Все в нерешительности собрались на ступеньках главного здания — профессора, старшие и младшие преподаватели английской кафедры. Между ними сновал Карл Круп, раздавая черные повязки. Кое-где маячили самодельные плакаты, гласившие: «Войска — вон с кампуса!» и «Прекратить оккупацию!». Филипп кивал и улыбался друзьям и знакомым в одетой по-летнему толпе. Для массового выступления день выдался хоть куда, И все это было больше похоже на пикник, чем на бдение. То же самое, судя по всему, думал и Карл Круп, так как он, похлопав в ладони, призвал компанию к порядку.
— Предполагается, что это молчаливая акция, ребята, — сказал он. — И я думаю, что вы будете выглядеть еще более достойно, если, выражая протест, на время прекратите курить.
— И пить, и заниматься сексом, — добавил какой-то остряк в заднем ряду. Сай Готблатт, стоявший рядом с Филиппом, хмыкнул и бросил сигарету.
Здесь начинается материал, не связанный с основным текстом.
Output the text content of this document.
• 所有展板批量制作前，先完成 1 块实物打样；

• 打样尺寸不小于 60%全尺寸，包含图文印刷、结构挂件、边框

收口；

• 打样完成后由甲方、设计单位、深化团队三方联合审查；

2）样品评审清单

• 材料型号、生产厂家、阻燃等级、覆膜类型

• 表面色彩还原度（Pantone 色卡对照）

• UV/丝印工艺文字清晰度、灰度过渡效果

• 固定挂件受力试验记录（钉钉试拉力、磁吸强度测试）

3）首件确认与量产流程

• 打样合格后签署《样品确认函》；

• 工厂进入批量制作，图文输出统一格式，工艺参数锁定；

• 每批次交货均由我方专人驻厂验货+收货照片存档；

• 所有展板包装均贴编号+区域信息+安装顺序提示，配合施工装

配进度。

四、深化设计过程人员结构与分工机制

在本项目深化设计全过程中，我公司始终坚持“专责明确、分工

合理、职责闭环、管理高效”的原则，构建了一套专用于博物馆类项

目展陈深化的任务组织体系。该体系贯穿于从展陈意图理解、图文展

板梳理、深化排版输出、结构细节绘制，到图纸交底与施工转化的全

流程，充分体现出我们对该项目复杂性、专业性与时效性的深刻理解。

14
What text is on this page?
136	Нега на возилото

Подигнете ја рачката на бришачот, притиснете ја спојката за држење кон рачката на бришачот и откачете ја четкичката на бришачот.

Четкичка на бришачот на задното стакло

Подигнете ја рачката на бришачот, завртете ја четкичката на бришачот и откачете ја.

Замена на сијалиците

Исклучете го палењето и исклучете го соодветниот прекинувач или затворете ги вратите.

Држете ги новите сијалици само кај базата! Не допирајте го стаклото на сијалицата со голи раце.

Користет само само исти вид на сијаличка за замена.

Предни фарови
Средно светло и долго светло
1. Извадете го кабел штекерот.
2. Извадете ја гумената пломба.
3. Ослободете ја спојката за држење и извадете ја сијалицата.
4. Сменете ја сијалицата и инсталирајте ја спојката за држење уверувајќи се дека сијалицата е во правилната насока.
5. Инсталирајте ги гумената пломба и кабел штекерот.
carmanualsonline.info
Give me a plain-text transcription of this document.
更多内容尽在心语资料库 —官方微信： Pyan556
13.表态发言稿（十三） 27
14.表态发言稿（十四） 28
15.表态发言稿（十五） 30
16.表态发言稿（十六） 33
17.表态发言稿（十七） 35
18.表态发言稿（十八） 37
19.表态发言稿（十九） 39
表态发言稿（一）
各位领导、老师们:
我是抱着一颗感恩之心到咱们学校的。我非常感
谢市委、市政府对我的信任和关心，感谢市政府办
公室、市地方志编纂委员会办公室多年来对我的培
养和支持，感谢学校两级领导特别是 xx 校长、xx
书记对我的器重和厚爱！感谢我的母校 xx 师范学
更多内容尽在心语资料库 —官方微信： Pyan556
— Тебе хорошо, — сказал он, — ты завязал. Как тебе это удалось?
— Я в качестве компенсации увеличил дозу алкоголя и секса, — ответил Филипп с улыбкой. Он пришел к выводу, что в Эйфории лучший способ сохранить что-то в тайне — это высказать все начистоту под видом шутки.
— А как насчет сигаретки после этого дела? Не тянет?
— Дело в том, что я курил трубку.
— И запомните, — строго сказал Карл Круп, — если полиция или вояки станут разгонять нас, сопротивления не оказывать. Если какая сволочь станет распускать руки, обязательно узнайте его номер, а то эти долбаные придурки не всегда с жетонами ходят. Вопросы есть?
— А что, если они пустят газ? — спросил кто-то.
— Тогда дело швах. Расходитесь, не теряя достоинства. Бежать не надо.
Толпа наконец посерьезнела. Вообще на английской кафедре истинных радикалов было раз-два и обчелся, и уж совсем никого, кто готовил бы себя в мученики. Слова Карла Крупа просто напомнили им о том, что в нынешней взрывоопасной ситуации они хоть чуть-чуть, но высунули головы. Формально же это было нарушением запрета губернатора на публичные сборища в пределах кампуса.